20 years left to demographic dividend: Is the opportunity slipping away from Bangladesh?
Bangladesh is not on the right track, although it is in a favorable position
Demographic dividend does not last forever.
Bangladesh is not on the right track, although it is in a favorable position.
The country is missing the chance to use its demographic dividend.
Working-age population – between 15 and 64 – of the country is now 63 percent.
Failing to connecting the dots in quality education, industry-education system linkage and employment generation, Bangladesh is not getting the most of its capable young population surplus.
To ensure quality education, good health, new jobs and good governance, economists and population experts suggested large-scale investments.
For developing their economies, many countries have got the best out of their demographic dividend.
Up to the next two decades, Bangladesh will have the chance to use its working-age population for accelerating the pace of its economic growth.
The opportunity will die down by 2040. Bangladesh could have to wait for a hundred years for another demographic dividend.
Despite enjoying a good economic health, for last several years, job growth has been the slowest in last two decades.

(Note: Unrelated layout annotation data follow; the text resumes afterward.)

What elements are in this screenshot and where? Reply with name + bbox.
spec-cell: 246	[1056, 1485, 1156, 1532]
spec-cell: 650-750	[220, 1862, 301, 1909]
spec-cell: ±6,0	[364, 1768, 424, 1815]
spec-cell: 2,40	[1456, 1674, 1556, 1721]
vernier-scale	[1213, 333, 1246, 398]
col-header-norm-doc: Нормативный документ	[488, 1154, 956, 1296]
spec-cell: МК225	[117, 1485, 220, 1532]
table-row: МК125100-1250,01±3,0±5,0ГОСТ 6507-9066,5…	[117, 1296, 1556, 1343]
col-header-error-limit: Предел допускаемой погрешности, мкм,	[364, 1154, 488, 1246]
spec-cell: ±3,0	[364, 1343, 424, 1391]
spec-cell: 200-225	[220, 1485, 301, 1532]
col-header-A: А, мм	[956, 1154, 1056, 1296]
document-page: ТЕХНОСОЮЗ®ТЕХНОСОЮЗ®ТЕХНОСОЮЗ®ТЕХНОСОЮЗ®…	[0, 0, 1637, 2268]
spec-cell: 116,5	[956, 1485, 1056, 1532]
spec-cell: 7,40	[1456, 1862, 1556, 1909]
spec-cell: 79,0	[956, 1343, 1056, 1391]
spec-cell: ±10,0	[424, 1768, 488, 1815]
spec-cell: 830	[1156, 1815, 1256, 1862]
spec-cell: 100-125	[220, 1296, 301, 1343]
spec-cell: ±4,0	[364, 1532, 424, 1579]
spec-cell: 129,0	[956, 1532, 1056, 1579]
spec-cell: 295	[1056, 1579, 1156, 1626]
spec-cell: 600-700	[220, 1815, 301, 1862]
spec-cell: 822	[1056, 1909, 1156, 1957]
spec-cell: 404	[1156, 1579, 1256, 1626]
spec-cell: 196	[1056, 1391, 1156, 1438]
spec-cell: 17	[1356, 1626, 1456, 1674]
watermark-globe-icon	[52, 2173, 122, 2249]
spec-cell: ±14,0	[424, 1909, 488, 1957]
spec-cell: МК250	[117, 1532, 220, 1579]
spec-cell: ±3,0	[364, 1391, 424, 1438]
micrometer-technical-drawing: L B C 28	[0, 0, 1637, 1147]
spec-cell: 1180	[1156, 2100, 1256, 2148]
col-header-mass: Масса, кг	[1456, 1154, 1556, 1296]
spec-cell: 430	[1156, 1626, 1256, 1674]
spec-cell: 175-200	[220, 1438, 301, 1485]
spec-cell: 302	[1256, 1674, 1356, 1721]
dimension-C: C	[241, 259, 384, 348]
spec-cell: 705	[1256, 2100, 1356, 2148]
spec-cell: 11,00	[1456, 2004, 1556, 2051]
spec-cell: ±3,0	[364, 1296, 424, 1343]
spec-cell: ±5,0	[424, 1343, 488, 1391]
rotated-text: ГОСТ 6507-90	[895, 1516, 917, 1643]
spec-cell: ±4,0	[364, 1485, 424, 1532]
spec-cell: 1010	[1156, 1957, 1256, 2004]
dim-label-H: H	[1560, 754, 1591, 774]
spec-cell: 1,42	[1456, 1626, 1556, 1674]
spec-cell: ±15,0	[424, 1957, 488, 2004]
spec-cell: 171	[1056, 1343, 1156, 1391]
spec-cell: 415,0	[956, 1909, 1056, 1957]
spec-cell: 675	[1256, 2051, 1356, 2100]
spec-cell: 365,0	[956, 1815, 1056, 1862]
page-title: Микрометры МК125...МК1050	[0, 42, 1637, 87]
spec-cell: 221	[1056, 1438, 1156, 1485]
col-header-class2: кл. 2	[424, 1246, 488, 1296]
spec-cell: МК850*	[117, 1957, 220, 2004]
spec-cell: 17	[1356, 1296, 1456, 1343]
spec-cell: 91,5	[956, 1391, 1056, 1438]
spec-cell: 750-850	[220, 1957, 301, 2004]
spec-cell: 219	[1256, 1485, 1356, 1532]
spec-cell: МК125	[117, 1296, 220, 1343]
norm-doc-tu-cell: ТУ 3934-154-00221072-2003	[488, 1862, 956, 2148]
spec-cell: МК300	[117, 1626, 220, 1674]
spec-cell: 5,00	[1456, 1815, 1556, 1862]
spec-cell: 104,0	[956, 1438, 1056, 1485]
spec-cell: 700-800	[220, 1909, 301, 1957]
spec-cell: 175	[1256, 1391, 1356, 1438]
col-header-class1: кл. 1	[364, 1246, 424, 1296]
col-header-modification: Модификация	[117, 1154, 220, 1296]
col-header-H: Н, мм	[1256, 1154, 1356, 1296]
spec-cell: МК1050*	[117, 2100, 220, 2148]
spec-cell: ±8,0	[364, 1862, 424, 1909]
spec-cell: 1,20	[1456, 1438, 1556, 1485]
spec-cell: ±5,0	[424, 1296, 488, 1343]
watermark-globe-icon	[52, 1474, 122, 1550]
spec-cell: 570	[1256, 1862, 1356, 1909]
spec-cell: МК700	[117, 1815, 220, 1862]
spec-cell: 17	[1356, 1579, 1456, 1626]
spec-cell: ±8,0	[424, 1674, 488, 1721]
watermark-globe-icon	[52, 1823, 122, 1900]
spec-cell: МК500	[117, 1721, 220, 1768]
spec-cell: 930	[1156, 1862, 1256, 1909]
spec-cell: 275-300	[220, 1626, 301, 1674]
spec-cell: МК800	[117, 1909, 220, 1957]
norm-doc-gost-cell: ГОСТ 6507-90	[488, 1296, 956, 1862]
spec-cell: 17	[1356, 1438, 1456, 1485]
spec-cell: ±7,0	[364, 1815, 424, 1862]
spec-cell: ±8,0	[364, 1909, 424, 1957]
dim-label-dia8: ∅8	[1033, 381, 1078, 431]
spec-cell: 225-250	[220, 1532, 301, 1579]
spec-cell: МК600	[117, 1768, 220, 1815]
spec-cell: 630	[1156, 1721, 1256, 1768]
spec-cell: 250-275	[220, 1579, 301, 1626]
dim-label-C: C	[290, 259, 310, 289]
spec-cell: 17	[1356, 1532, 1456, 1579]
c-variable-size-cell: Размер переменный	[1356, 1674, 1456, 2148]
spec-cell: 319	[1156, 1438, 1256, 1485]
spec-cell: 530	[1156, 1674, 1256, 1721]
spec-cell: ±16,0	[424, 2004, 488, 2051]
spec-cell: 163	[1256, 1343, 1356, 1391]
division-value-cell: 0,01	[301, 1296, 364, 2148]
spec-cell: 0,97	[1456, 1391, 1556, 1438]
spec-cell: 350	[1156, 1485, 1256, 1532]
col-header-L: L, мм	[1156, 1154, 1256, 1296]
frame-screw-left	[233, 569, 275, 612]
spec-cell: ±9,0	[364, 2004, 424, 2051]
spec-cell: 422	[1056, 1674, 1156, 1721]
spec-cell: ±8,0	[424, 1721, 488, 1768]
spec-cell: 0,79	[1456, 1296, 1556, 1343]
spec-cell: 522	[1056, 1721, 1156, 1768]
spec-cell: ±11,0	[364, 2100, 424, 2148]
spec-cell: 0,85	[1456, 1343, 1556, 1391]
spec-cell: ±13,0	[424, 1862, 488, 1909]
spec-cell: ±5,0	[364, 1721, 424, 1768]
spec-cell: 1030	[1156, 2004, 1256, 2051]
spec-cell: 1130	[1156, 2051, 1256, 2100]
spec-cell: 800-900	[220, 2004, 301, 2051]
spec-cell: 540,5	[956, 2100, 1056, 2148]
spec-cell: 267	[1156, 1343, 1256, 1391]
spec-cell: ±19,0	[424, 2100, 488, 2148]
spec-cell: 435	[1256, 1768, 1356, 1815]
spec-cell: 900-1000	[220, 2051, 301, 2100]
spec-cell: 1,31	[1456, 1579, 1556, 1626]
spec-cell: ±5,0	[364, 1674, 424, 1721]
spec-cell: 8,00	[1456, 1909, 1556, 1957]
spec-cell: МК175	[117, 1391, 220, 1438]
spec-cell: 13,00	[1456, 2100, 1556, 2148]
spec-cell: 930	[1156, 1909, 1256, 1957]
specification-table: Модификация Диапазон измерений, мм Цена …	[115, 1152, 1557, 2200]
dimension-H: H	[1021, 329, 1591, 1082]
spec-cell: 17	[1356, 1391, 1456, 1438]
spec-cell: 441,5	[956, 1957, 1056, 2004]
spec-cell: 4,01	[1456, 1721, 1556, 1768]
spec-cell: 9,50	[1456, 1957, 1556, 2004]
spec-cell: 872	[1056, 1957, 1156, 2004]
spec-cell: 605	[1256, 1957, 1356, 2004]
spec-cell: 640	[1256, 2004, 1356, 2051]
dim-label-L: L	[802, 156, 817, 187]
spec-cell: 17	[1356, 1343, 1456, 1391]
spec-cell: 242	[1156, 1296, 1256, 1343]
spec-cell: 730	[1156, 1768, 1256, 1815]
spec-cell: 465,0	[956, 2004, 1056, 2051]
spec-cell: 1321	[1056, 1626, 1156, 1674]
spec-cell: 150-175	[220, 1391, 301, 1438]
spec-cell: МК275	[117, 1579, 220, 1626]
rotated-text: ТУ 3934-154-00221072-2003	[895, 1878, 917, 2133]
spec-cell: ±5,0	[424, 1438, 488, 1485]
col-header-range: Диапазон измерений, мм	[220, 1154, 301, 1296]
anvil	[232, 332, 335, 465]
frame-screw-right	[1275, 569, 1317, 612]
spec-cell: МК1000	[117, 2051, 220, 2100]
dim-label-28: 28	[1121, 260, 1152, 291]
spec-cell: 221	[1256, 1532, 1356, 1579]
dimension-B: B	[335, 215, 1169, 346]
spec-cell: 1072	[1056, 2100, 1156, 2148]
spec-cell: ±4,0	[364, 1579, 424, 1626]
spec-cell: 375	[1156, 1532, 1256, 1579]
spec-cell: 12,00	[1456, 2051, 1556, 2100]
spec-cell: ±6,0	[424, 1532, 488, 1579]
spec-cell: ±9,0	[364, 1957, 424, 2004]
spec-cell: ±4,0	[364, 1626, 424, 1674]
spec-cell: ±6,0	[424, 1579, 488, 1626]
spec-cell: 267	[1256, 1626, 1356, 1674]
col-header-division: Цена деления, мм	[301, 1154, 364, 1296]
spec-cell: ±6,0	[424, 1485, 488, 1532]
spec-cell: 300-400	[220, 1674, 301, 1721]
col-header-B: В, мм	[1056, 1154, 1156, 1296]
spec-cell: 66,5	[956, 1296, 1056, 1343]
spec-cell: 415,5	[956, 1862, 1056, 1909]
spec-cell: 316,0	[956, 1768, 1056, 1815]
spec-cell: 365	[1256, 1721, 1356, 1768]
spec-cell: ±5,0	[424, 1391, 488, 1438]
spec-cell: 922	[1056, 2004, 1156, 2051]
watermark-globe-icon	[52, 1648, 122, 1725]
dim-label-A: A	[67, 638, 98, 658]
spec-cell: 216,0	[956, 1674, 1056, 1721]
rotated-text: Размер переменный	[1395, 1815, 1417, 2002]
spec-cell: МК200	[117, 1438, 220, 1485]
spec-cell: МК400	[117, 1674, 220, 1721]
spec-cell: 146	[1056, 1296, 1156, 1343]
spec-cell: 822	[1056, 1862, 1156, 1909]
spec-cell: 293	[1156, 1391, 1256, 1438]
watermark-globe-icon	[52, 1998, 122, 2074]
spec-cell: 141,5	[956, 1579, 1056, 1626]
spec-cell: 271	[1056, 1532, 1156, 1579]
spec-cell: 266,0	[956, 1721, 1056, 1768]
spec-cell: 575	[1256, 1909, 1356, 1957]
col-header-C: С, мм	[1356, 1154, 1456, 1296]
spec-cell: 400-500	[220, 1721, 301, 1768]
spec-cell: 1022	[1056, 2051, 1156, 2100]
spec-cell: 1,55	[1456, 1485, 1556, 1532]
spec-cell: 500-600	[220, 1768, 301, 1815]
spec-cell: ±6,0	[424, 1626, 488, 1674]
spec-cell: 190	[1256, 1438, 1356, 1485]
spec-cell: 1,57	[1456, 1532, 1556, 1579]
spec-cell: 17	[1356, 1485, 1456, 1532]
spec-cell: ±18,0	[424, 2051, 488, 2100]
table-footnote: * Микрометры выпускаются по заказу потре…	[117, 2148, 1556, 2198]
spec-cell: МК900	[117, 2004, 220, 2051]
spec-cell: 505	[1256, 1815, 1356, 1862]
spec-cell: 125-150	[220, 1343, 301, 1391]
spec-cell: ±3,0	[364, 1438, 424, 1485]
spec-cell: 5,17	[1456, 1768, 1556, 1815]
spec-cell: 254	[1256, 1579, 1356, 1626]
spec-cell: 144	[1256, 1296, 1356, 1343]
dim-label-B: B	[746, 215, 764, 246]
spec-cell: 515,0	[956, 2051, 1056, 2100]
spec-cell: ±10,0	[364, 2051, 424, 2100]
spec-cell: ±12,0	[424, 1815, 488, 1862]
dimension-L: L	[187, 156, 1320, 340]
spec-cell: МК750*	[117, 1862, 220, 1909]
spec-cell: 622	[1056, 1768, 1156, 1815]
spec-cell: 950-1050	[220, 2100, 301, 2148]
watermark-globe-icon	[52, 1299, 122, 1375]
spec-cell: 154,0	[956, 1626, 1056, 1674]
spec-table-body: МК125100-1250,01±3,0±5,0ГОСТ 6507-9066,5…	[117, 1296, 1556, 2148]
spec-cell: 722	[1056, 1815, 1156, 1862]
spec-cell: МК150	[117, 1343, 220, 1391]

The sluggish job creation is questioning the development narrative that Bangladesh is now riding on. Experts are also calling this “jobless growth”.
“There is a great demand and supply side gap between the universities and industries in Bangladesh,” said Dr Selim Raihan, executive director, South Asian Network on Economic Modeling (SANEM), “and the country is producing a large educated but jobless group.”
To create a skilled workforce, many countries including the developed ones invested heavily on human resource development – namely education and health– he explained.
Bangladesh generated only 1.4 million jobs between 2013-14 and 2015-16 fiscal years, down from 4 million jobs it had created in the previous three years, according Bangladesh Bureau of Statistics' Labour Force Survey.
“For making the economy grow more,” said Selim, “during the early years of demographic dividend, the government needed to use most of the working-age group people.”
“But it failed.”
Readymade garments, tourism and hospitality do not have much of a skilled workforce. Foreign workforce mostly occupies the mid and top level jobs of these sectors, Selim elaborated.
“To get the most of demographic dividend,” said Dr Mohammad Mainul Islam, a population scientist, “a country needs to work on quality education, good health, creating new jobs and good governance.”
“The government should have a multi-sectoral focus while giving special attention to quality education and health,” he said.
“Education should be job-oriented, not for certificate,” Mainul commented.
The government, he said, has taken some steps in the direction of formulating right policies and designing plans to develop a skilled workforce for reaping the benefit of demographic dividend.
“But it is too late.”
“The demographic dividend usually comes to a country once and continues for 30 to 35 years,” said Professor Shamsul Alam, a member of the Planning Commission.
“To cash in on this special opportunity,” said Shamsul, “we need more investment in education and health.”
For bridging the gap between university and industry, he suggested private sector investment in research and innovation.
Job creation gets priority in the 8th Five Year Plan to increase the country’s economic growth, taking chance of demographic dividend, he elaborated.
“Young people gets priority in our plan now,” said Shamsul.
“We are trying to align this with achieving Sustainable Development Goals (SDGs) by 2030 and build a developed country by 2041.”
The government allocated a large chunk of the budget for the Ministry of Education and the Department of Youth Development, he said.
Working-age people of 2.7 million remains unused while Bangladesh observes the World Population Day 2019, on Thursday, with the theme “25 years of the ICPD: accelerating the promise”.